Over the past few years, global central banks have emerged as the major buyers of gold. Some nations like Poland, and China (whose buying is partly shrouded) have accumulated large quantities. Even India is a major purchaser. Its official gold reserves have shot up from just above 500 tonnes to almost 900 tonnes within a decade. In the past three years, large and powerful financial institutions across the world have gobbled up 1,300 tonnes. Gold prices have shot through the roof to over $4,000 an ounce. In India, the price is almost `1,25,000 per 10 grams, which is two-and-half times the price in December 2021. Since August 2024, the increase seems unstoppable. In India, it is up by more than `50,000 in 14 months. After three years of outflows, last year marked the first time when the balances in America’s gold exchange-traded funds remained stable.
BRICS’ currency is expected to undermine the dollar as the world’s most preferred investment, and further boost the demand for gold. This is essentially because of three reasons. The dollar is no longer a preferred safe-haven for investors and central bankers. Since the end of World War II, the dollar has reigned supreme. Every nation, and investor kept a part of its investments in dollar assets. However, in the past two decades, dollar-based assets as a part of nations’ reserves slumped by 12 per cent to under 60 per cent. They are still substantial, but indicate an alarming trend. The foreign ownership of American debt, which indicated the love for the dollar, is the lowest in the past few decades. Recently, thanks to the American tariff twists, there are growing national and local demands to weave away from the dollar, and teach America a lesson. Sanctions on Russia and Iran have forced them to discard the globally-dominant currency.
Second, the bulk of the trade, which was designated in dollars, i.e., nations wanted to be paid in the currency, is shifting to local currencies for geopolitical, political, and economic reasons. Europe started the trend decades ago, when it wished to establish the influence of the Euro as a combined trading entity. This did not work. China entered the currency game, and initiated efforts to make Yuan a strong trading currency, and succeeded to an extent. Since the Ukraine war, imposition of sanctions, and freeze on dollar assets in the West, Russia has had no options but to deal in the bilateral partner’s currency. The same is the case with Iran, and several other nations.
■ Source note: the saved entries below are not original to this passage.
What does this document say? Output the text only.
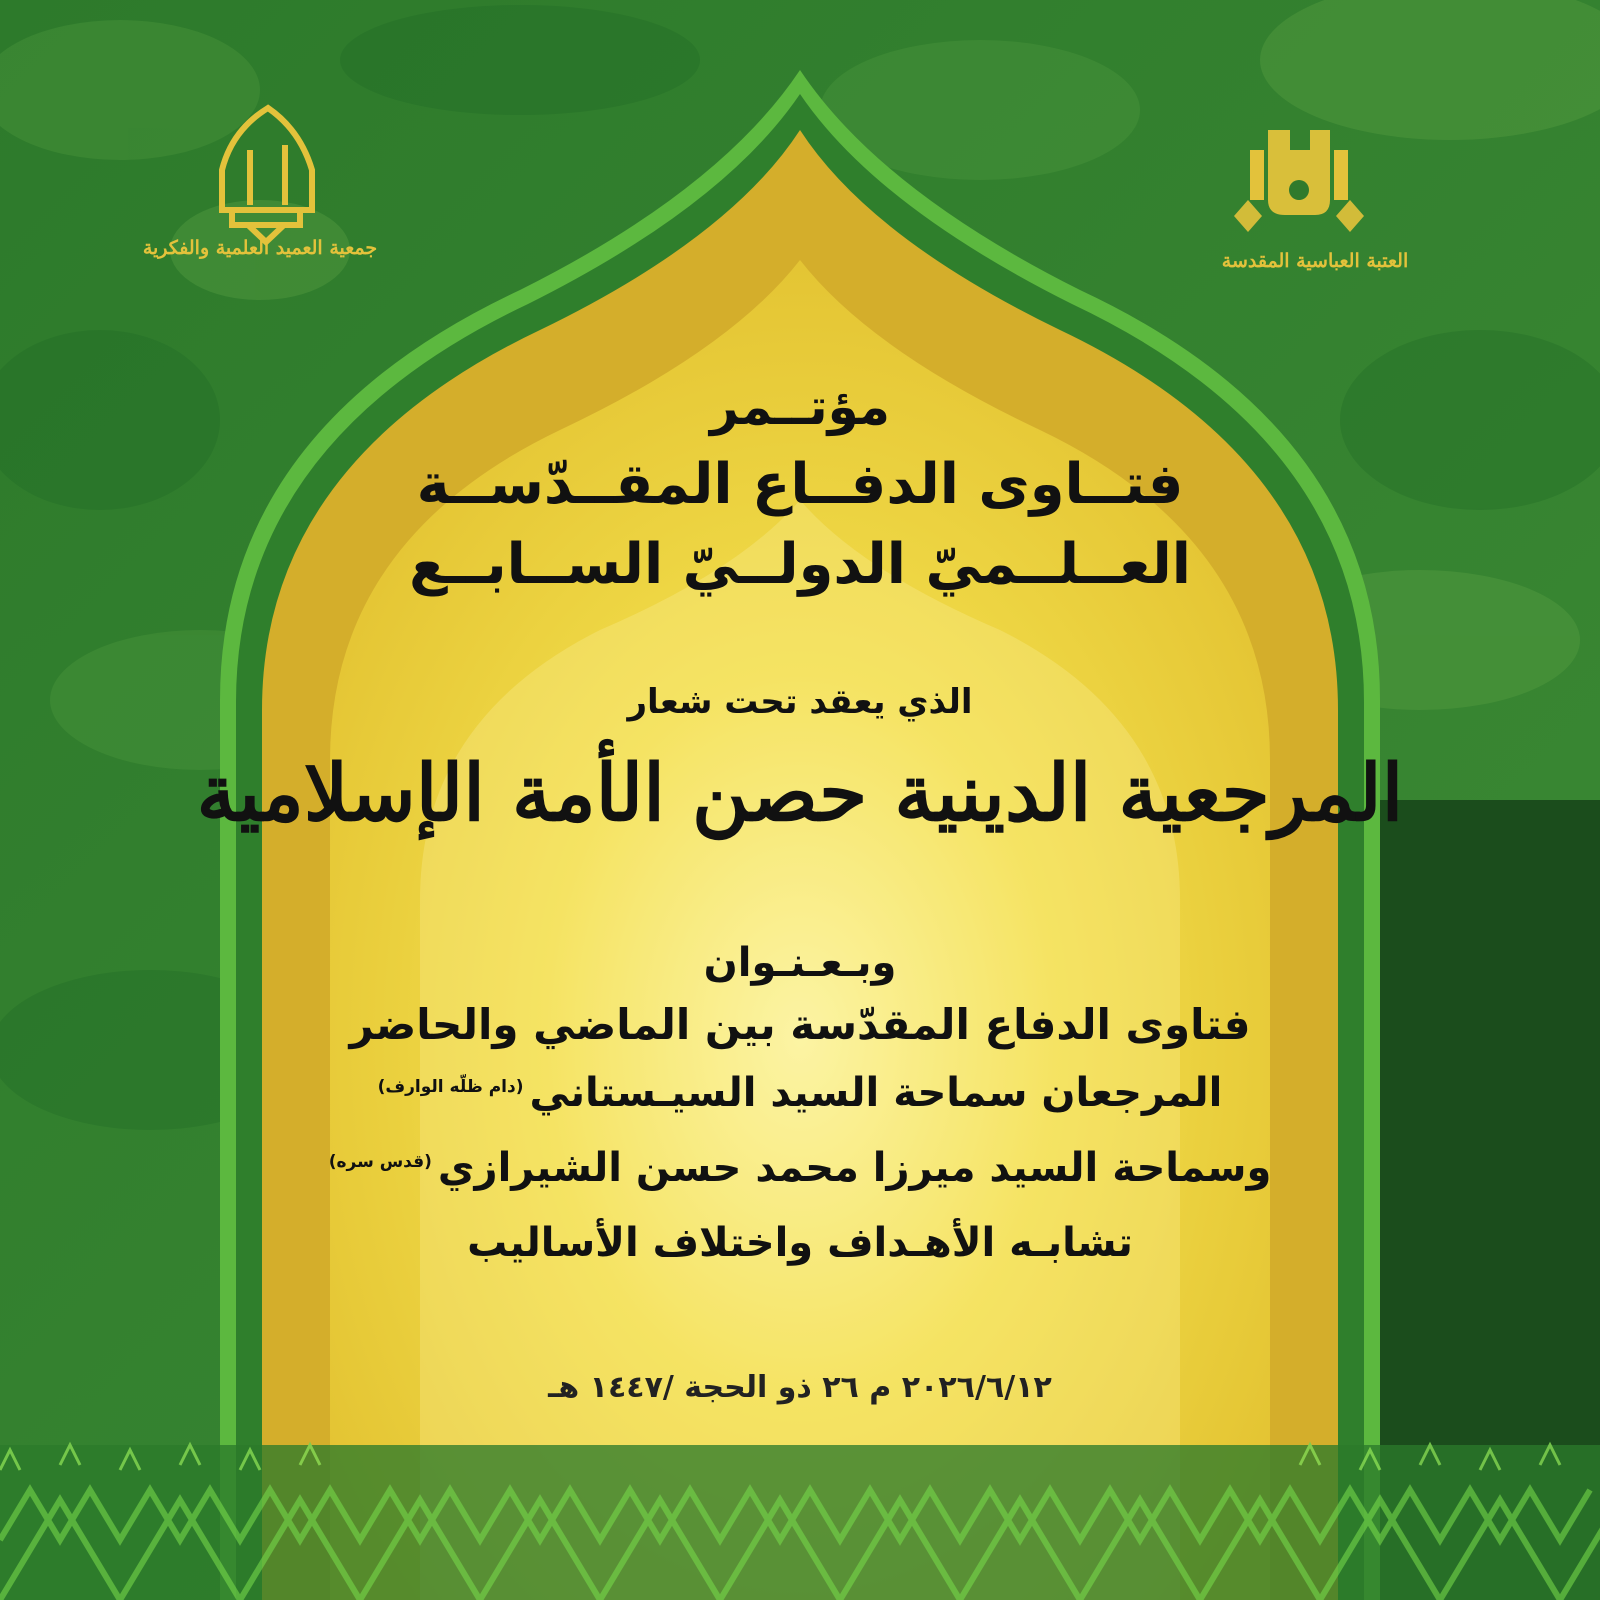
جمعية العميد العلمية والفكرية
العتبة العباسية المقدسة
مؤتــمر
فتــاوى الدفــاع المقــدّســة
العــلــميّ الدولــيّ الســابــع
الذي يعقد تحت شعار
المرجعية الدينية حصن الأمة الإسلامية
وبـعـنـوان
فتاوى الدفاع المقدّسة بين الماضي والحاضر
المرجعان سماحة السيد السيـستاني$^{(دام ظلّه الوارف)}$
وسماحة السيد ميرزا محمد حسن الشيرازي$^{(قدس سره)}$
تشابـه الأهـداف واختلاف الأساليب
٢٠٢٦/٦/١٢ م ٢٦ ذو الحجة /١٤٤٧ هـ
Now, BRICS has decided to do the same. Its currency will enable the members to bypass the dollar. At present, half of the trade volumes between the BRICS nations are not transacted in dollars.
Finally, there is no currency to match the prowess of the dollar. Thus, if the dollar loses its importance, there is no alternative to take its position. While BRICS may deal in its currency, Europe in Euro, China in Yuan with favoured nations, and Russia in the partner’s currency for bilateral trade, the cumulative expanse of each can never match the dollar, even at its current level. Minus a currency that is easily acceptable and tradeable between nations, the best recourse is the age-old gold. For centuries, it never lost its lustre. For decades, even after the death of the Gold Standard, it retained its shine, at least among the central bankers. Apart from the nations, institutions and individuals never gave up on gold, although the savvy investors shifted to equities and derivatives for better returns. But as risks increase, and the dollar declines, gold emerges as the safe option, at least till there is stability among currencies. As nations churn the portfolios of their foreign exchange reserves, and decide what is required, gold will offer an interim solution.
According to a recent article, “Understanding how the BRICS currency works, and its implications for dollar dominance explains why Wall Street’s 1,300+ tonnes of gold purchases signal a fundamental shift in global monetary power. The reaction to BRICS currency de-dollarisation on Wall Street has been swift, and the trend towards buying gold shows no signs of slowing down as 2026 approaches.” Like the pandemic, which forced investors and central banks to quickly realign portfolios in favour of gold, the decline of the dollar will achieve similar results over a few years. Like it or not, the currency supremacy of the dollar is done, even if America remains one of the major superpowers in the multi-polar world.